About 700,000 homeowners are facing an increase in mortgage costs when their fixed-rate deals end this year, as a sell-off in the UK government debt market plunges the financial markets into turmoil and threatens to push up household borrowing costs.
Mortgage rates had been predicted to ease this year, as analysts projected multiple cuts to the Bank of England base interest rate, which was expected to feed into the lowering of mortgage rates for homeowners and buyers.
However, the sell-off in government bonds, or gilts, fuelled by concerns over inflation and heavy public borrowing, could keep borrowing costs higher for longer.

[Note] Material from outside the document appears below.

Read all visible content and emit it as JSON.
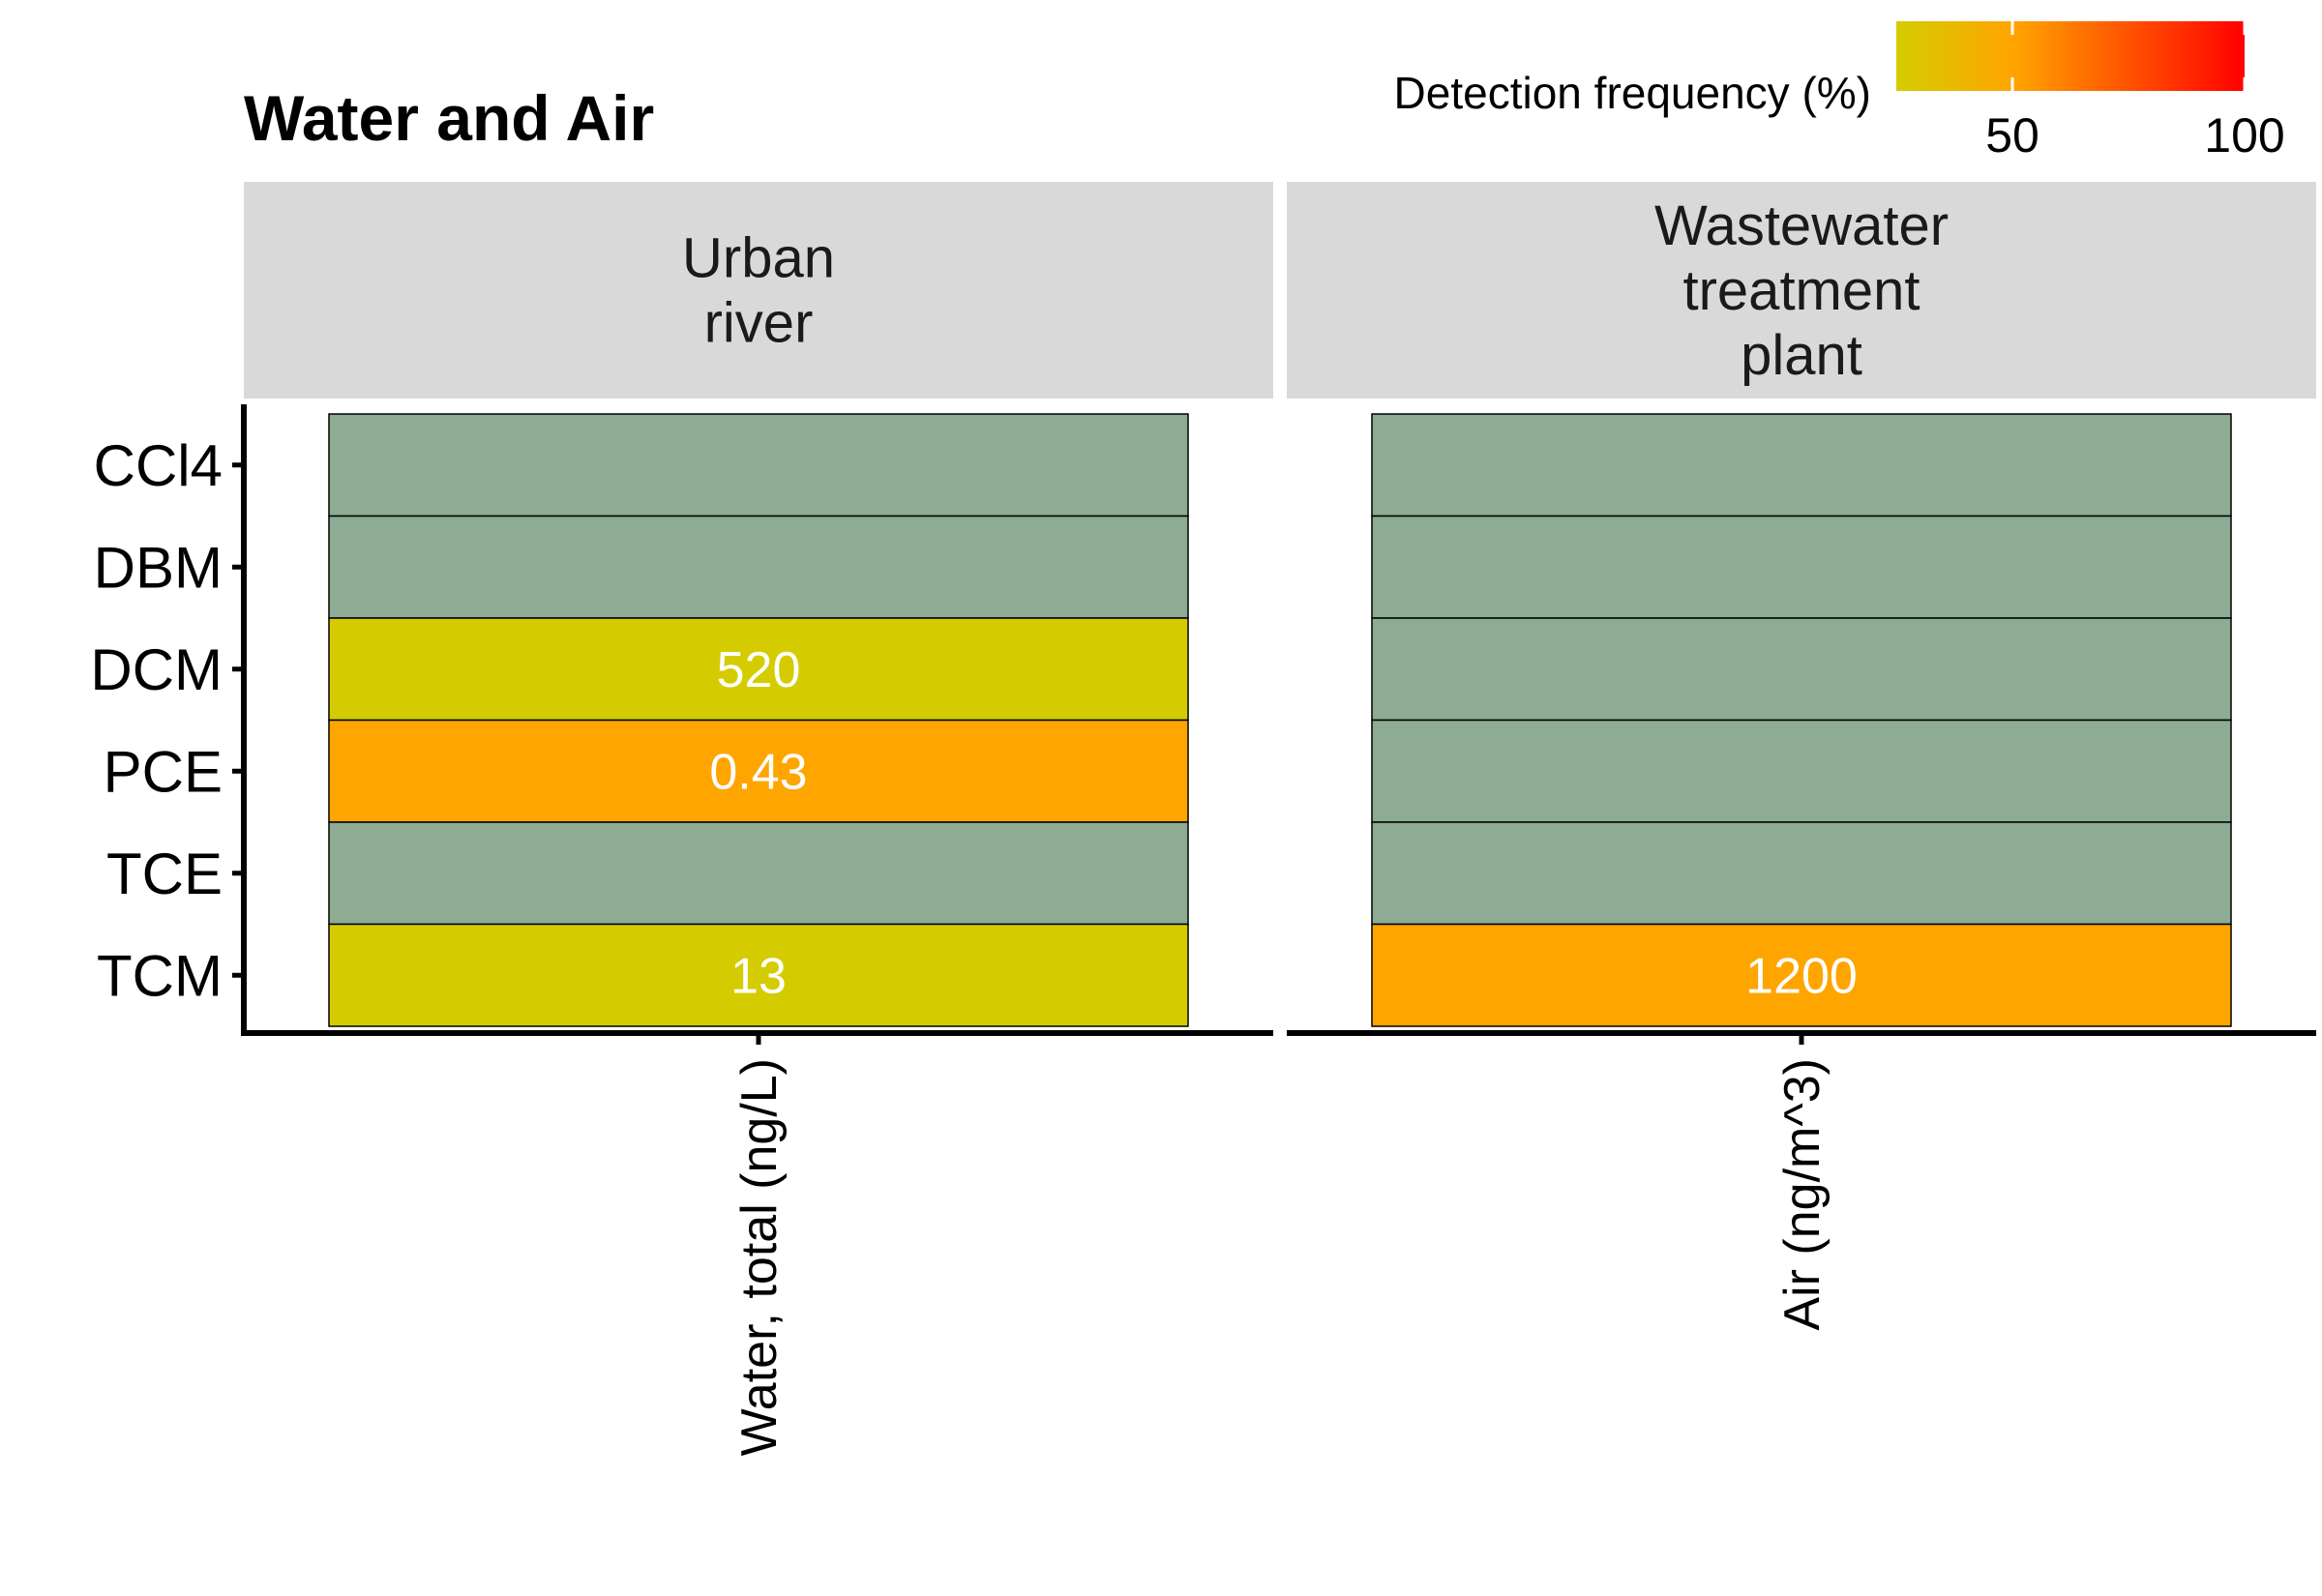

As she heads to China for an official visit, Rachel Reeves, the chancellor, is considering imposing steeper cuts to public services to repair the government’s finances after the UK’s long-term borrowing costs rose to the highest level since 1998 this week.
Swap rates, which are tracked by lenders and are the major influence on the pricing of mortgages, have risen sharply.
Two-year sterling interest swap rates, which are a gauge of the average interest rate over 24 months, have risen from just under 4% in mid-September to more than 4.5%.
As it stands, this is likely to mean there will be no relief in mortgage rates in the near future for homeowners and new buyers, and comes on top of an estimated 2.4 million households having to remortgage over the last two years.
Higher interest rates will add £1.27bn to the annual housing costs for property owners remortgaging in 2025, according to research by the property company Savills reported by the Financial Times.
Lucian Cook, the head of residential research at Savills, said the “pressure on household finances” from rising mortgage costs “has the impact of continuing to suck money out of the economy”.
Most homeowners and buyers fix their mortgage rate for two or five years, meaning the big rise in borrowing costs that soared with Liz Truss and Kwasi Kwarteng’s disastrous mini-budget in October 2022 is hitting households over several years.
The Bank has warned that the “full impact of higher interest rates has not yet passed through to all mortgagors”.
The Bank said in November that the typical owner-occupier reaching the end of a fixed rate in the next two years would see their monthly payments increase by 22%, or £146.
However, the share of households who are behind or heavily burdened by mortgage payments remains low by historical standards.
Investors are worried about government debt, the level of inflation stubbornly failing to fall to the Bank’s 2% target and confidence in the UK economy, with many businesses citing concerns over the impact of Reeves’s October budget, including increasing employers’ national insurance contributions and the minimum wage.
On Thursday, the government said that the bond markets were “orderly” as the sell-off of gilts continued. The Treasury chief secretary, Darren Jones, insisted there was “no need” for an emergency intervention.
Reeves had faced calls to cancel the bridge-building trip to China with a delegation of City amid the market turmoil.
On Friday morning, the yield, or interest rate, on 10-year UK gilts was up two basis points, or 0.02 percentage points, at 4.82%. Long-dated 30-year UK bond yields are almost 2bp higher, at 5.38%. The pound dipped by a third of a cent to $1.227.